One of the most significant conceptual advances presented at AD/PD 2026 was the reframing of APOE4 homozygosity not merely as a risk factor but as a distinct genetic form of Alzheimer's disease[@chen2023]. Key evidence supporting this reclassification:
- Penetrance: Nearly 100% of APOE4/4 homozygotes develop AD pathology by age 85, approaching monogenic disease penetrance
- Pathological mechanisms: Distinct from amyloid-driven AD, with APOE4/4 showing accelerated tau pathology independent of amyloid burden
- Treatment response: Differential response to anti-amyloid therapies (lower lecanemab efficacy, higher ARIA risk in APOE4/4)
- Biomarker trajectory: Accelerated amyloid accumulation, earlier tau PET positivity, more rapid neurodegeneration
Mechanistic understanding:
APOE4 drives AD risk through multiple pathways beyond amyloid[@lester2024]:
- Impaired amyloid clearance: APOE4 binds amyloid with reduced efficiency compared to APOE3, impairing microglial clearance and perivascular drainage
- Tau vulnerability: APOE4 directly enhances neuronal susceptibility to tau-mediated toxicity through dysregulated lipid metabolism
- Synaptic dysfunction: APOE4 fragment accumulation disrupts mitochondrial function and synaptic homeostasis
- Vascular contributions: APOE4 impairs blood-brain barrier integrity and cerebral blood flow
- TREM2 interaction: APOE4 carriers show reduced TREM2 expression, compounding microglial dysfunction
¶ APOE Allele Distribution and AD Risk
| Genotype |
Relative Risk vs.

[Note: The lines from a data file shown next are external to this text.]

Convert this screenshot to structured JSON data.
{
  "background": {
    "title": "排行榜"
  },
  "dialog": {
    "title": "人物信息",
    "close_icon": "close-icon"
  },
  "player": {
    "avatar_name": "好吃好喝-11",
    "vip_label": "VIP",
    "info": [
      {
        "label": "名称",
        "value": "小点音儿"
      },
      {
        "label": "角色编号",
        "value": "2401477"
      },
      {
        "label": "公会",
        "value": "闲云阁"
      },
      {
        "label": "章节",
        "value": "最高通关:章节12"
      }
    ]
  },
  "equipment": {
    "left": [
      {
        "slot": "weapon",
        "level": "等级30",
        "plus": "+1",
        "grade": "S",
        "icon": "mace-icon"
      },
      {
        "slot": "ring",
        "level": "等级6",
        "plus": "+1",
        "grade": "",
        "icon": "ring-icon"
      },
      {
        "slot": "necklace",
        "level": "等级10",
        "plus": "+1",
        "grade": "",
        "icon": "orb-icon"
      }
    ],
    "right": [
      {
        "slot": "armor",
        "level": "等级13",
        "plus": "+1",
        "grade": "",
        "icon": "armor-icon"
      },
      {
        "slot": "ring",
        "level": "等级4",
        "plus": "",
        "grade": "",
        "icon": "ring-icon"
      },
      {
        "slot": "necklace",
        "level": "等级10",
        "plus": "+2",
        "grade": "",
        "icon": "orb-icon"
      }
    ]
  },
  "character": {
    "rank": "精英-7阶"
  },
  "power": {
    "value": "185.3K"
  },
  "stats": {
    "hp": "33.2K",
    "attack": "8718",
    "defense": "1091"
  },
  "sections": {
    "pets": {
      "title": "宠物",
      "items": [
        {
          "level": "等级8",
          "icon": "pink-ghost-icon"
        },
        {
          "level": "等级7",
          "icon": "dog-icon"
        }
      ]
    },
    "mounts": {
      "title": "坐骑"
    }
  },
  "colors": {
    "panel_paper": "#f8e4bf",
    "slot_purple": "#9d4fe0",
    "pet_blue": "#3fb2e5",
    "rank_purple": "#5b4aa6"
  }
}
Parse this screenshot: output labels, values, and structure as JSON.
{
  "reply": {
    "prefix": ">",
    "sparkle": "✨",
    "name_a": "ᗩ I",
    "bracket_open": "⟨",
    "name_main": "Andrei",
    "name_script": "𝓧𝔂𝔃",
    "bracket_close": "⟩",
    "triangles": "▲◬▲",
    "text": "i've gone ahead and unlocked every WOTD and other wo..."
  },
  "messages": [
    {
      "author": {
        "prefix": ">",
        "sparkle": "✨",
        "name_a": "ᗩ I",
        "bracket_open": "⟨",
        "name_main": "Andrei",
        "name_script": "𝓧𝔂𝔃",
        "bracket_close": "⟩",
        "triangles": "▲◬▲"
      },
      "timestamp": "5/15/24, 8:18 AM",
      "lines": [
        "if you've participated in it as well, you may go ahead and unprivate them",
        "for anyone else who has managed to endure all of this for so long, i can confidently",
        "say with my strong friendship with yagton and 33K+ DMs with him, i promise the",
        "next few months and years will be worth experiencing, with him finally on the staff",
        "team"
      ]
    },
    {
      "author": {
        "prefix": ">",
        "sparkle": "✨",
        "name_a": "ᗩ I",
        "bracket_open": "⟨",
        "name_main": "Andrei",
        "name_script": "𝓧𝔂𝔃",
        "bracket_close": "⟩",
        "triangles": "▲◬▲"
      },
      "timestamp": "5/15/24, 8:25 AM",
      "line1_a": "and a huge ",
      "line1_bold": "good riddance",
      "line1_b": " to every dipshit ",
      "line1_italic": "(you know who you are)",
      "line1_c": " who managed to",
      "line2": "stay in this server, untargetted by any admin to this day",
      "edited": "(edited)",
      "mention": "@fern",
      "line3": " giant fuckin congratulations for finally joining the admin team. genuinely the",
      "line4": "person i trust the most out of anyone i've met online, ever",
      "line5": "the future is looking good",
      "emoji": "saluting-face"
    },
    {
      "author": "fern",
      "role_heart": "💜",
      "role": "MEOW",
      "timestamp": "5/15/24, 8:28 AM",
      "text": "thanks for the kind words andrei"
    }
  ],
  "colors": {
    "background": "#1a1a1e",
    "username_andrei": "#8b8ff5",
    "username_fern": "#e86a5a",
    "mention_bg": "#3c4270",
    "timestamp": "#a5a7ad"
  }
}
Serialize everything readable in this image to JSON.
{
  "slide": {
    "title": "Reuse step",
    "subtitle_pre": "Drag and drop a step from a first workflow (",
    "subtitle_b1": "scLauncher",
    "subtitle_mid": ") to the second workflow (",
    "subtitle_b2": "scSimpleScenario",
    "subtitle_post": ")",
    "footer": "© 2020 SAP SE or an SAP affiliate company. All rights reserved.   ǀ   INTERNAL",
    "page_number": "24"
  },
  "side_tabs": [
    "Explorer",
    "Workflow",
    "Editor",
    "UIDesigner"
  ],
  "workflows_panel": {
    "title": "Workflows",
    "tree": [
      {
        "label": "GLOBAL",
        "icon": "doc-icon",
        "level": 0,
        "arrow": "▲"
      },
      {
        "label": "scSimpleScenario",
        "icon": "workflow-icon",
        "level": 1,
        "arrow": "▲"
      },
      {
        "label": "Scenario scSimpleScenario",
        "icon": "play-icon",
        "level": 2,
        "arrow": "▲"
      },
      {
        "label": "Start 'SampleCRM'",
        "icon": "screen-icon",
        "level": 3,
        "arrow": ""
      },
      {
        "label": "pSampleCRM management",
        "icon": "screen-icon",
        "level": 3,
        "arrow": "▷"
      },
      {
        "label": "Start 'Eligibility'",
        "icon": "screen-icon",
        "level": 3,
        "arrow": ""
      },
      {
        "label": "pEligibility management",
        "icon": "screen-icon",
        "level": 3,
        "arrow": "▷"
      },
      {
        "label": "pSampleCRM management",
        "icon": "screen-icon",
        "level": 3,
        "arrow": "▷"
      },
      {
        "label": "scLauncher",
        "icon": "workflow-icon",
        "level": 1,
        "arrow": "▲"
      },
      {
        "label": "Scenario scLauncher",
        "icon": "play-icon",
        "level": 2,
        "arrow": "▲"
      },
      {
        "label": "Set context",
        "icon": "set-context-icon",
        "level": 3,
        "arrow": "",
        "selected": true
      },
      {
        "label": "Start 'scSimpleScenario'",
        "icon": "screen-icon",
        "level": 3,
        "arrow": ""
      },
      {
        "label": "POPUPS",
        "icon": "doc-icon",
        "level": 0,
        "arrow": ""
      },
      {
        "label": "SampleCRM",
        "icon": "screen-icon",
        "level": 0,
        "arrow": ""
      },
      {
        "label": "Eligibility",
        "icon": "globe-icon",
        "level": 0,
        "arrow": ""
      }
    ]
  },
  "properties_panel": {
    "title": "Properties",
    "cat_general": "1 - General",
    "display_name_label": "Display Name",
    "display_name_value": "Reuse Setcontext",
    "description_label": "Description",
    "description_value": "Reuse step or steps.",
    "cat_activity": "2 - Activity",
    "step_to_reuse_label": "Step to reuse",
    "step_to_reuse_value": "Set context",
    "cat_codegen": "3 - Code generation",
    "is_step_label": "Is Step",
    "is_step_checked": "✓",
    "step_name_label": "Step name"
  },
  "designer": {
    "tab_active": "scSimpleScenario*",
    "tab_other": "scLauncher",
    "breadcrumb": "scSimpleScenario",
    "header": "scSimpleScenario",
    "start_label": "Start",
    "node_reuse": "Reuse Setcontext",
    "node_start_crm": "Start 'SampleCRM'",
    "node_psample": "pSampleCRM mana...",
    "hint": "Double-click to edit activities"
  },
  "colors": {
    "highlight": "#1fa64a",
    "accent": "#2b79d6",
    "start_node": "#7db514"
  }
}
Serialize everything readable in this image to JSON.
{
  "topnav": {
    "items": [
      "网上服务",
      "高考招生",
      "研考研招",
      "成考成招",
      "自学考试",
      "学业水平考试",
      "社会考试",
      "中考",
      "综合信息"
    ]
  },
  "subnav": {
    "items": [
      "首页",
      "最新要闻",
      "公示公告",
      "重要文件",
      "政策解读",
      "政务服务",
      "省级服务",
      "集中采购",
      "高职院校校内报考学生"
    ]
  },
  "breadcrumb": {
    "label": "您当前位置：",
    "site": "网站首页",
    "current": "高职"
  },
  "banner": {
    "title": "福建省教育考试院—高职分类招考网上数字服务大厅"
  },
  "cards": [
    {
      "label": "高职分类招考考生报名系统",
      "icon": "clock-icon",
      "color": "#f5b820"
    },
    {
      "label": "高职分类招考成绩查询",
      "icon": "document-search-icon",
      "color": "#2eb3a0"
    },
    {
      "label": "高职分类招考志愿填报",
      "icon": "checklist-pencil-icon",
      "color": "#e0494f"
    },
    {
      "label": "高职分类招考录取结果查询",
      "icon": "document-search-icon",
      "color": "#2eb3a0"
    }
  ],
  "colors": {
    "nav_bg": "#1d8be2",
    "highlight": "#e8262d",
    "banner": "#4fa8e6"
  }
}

E3/E3 |
Lifetime Risk (Women) |
Lifetime Risk (Men) |
| E2/E2 |
0.4x (protective) |
~5% |
~3% |
| E2/E3 |
0.6x (protective) |
~10% |
~7% |
| E3/E3 |
Reference (1x) |
~15% |
~10% |
| E3/E4 |
2-3x elevated |
~25-30% |
~15-20% |
| E4/E4 |
12-15x elevated |
~55-60% |
~35-40% |
The dose-dependent effect of APOE4 reflects its semi-dominant inheritance pattern, with heterozygotes showing intermediate risk[@genin2011].
APOE genotyping in clinical practice:
- Diagnostic utility: Supports AD probability assessment in symptomatic patients
- Risk communication: Enables discussion of lifetime risk, though requires careful counseling
- Treatment selection: Critical for anti-amyloid therapy decision-making (ARIA risk stratification)
- Clinical trial stratification: Essential for trial design, particularly for prevention studies
APOE-guided anti-amyloid therapy decisions:
- Lecanemab: APOE4/4 carriers show 30-40% less amyloid reduction vs. non-carriers
- ARIA risk: APOE4/4 increases ARIA-E incidence 3-4 fold, ARIA-H 2-fold compared to E3/E3
- Dosing considerations: Some protocols recommend reduced dosing for E4 homozygotes
- Monitoring: More frequent MRI monitoring warranted in E4/4 patients
¶ Development and Validation
Polygenic risk scores (PRS) aggregate the effects of hundreds to thousands of genetic variants associated with AD risk, providing continuous risk stratification that complements single-gene testing[@truchardet2023].
AD PRS construction:
- GWAS variants: 100-500+ variants from large-scale AD GWAS (predominantly European-ancestry)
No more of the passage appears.